Professor Cochrane holds out hope for the U.S. suggesting, “While the current presidential front-runners are not championing economic growth, House Speaker Paul Ryan and other House members are.” Of course that “foots” with my theme of the past three years that “We are going to elect smarter policymakers and therefore will get smarter policies.” My sense is this is one of the things that has helped fuel the secular bull market since March of 2009 (we were bullish at those March 6, 2009 lows). Recently, however, that secular bullish view has been questioned. Indeed, I have received numerous emails about certain pundits predicting a “market crash” for the equity markets. I would remind investors that these negative nabobs are the same folks who have been predicting Armageddon for years. I debated one such “permabear” at The MoneyShow recently and he hung his hat on the fact that he predicted the 2008 – 2009 debacle. I would note, however, I have known him for over twenty years and he has always been bearish, except on gold. I would also remind you that Dow Theory registered a “sell signal” on November 21, 2007, as well as a “buy signal” near the bottom in 2009. So, if we are going into a bear market (I doubt it) Dow Theory should tell us. Additionally, last week’s weakness brought the S&P 500 (SPX/2057.14) back down to its 2040 – 2050 support zone and left the McClellan Oscillator oversold. Moreover, from the February 11, 2016 low to the April 20, 2016 high the SPX gained roughly 16%, yet sentiment hardly improved. Since that high the SPX has given back a mere 2% and the bearish sentiment has gotten even worse; and, actually accelerated to the downside last week (chart 1). Speaking to my “Trump Tumble” note of last Friday, the good folks at Bespoke also noticed the concurrent stock weakness since the Trump victory (chart 2) as things get curiouser and curiouser. And that’s the way it is on session 60 of the current “buying stampede.”

The call for this week: We have targeted this week as an all-important week according to our models. The ideal pattern would have been for an upside blow-off into mid-May to new all-time highs, but two weeks ago we had to admit that was not going to play out.
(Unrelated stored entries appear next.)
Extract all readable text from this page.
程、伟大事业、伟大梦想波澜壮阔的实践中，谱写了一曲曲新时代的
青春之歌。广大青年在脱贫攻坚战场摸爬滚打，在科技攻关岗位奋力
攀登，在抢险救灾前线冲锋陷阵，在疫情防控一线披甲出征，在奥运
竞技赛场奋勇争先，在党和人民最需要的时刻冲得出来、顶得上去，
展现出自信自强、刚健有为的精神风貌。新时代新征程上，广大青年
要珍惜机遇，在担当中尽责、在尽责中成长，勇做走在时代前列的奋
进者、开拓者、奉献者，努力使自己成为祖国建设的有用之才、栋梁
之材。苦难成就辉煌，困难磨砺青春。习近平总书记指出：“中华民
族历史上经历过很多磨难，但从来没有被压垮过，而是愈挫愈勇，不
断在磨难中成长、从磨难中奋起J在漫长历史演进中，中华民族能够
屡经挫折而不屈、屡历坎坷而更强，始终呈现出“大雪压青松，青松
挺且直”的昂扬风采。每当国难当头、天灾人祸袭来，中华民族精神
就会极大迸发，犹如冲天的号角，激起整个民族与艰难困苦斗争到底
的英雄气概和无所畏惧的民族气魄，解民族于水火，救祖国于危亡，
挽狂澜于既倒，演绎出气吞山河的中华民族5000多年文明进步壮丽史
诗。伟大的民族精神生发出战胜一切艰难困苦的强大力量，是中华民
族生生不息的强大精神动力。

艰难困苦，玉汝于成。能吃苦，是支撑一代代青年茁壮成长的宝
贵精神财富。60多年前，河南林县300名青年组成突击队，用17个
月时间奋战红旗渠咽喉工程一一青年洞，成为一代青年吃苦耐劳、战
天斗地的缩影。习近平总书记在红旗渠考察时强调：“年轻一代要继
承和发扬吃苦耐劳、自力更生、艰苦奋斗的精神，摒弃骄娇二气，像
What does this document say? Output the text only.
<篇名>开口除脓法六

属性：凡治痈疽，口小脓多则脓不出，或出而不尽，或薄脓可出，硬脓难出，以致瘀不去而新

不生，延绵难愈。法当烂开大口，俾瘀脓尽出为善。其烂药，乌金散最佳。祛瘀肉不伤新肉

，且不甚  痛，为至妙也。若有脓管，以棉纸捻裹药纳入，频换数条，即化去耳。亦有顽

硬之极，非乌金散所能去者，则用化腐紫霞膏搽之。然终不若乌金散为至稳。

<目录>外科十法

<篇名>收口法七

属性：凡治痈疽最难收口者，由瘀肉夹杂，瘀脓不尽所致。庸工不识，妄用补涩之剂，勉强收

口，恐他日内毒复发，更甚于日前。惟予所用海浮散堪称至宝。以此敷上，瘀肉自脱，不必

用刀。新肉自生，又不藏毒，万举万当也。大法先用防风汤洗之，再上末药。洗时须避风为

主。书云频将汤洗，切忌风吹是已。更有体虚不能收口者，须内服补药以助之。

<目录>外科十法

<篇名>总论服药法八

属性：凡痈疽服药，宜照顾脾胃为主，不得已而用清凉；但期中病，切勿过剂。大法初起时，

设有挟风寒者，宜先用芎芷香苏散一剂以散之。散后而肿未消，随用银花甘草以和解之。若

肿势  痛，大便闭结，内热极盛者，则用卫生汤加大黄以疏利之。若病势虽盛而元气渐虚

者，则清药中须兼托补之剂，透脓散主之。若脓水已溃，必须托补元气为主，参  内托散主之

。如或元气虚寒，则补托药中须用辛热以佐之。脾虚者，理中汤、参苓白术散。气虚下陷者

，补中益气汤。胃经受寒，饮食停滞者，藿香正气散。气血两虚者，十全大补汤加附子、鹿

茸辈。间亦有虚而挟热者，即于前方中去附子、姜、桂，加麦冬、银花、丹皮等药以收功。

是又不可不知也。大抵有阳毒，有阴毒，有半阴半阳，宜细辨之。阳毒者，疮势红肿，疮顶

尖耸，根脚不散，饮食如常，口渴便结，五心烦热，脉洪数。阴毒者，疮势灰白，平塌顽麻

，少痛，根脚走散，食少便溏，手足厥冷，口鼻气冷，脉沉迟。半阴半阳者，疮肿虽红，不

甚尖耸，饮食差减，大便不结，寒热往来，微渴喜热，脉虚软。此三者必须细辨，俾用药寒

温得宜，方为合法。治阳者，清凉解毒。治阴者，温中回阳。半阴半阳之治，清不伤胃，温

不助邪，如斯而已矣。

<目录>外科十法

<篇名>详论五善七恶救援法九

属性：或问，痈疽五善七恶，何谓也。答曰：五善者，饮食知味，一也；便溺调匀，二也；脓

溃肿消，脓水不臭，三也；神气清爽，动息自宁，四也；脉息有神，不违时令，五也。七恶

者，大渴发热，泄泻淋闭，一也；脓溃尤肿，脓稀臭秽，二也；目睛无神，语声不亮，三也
Therefore, our alternative strategy called for a mild sell-off into mid-May that should re-energize the equity markets’ internal energy and sink a meaningful low. The ideal pattern this week for that to happen would be for an early week decline with the maximum downside at the 1990 – 2000 level. This morning, however, it does not look like that is the pattern we are going to get despite China’s weak import/export data, the falling yen, the burgeoning Panama Papers, North Korea’s expanding nuke program, and Greece’s “gotcha” as the preopening S&P 500 futures are better by 6 points at 5:00 a.m.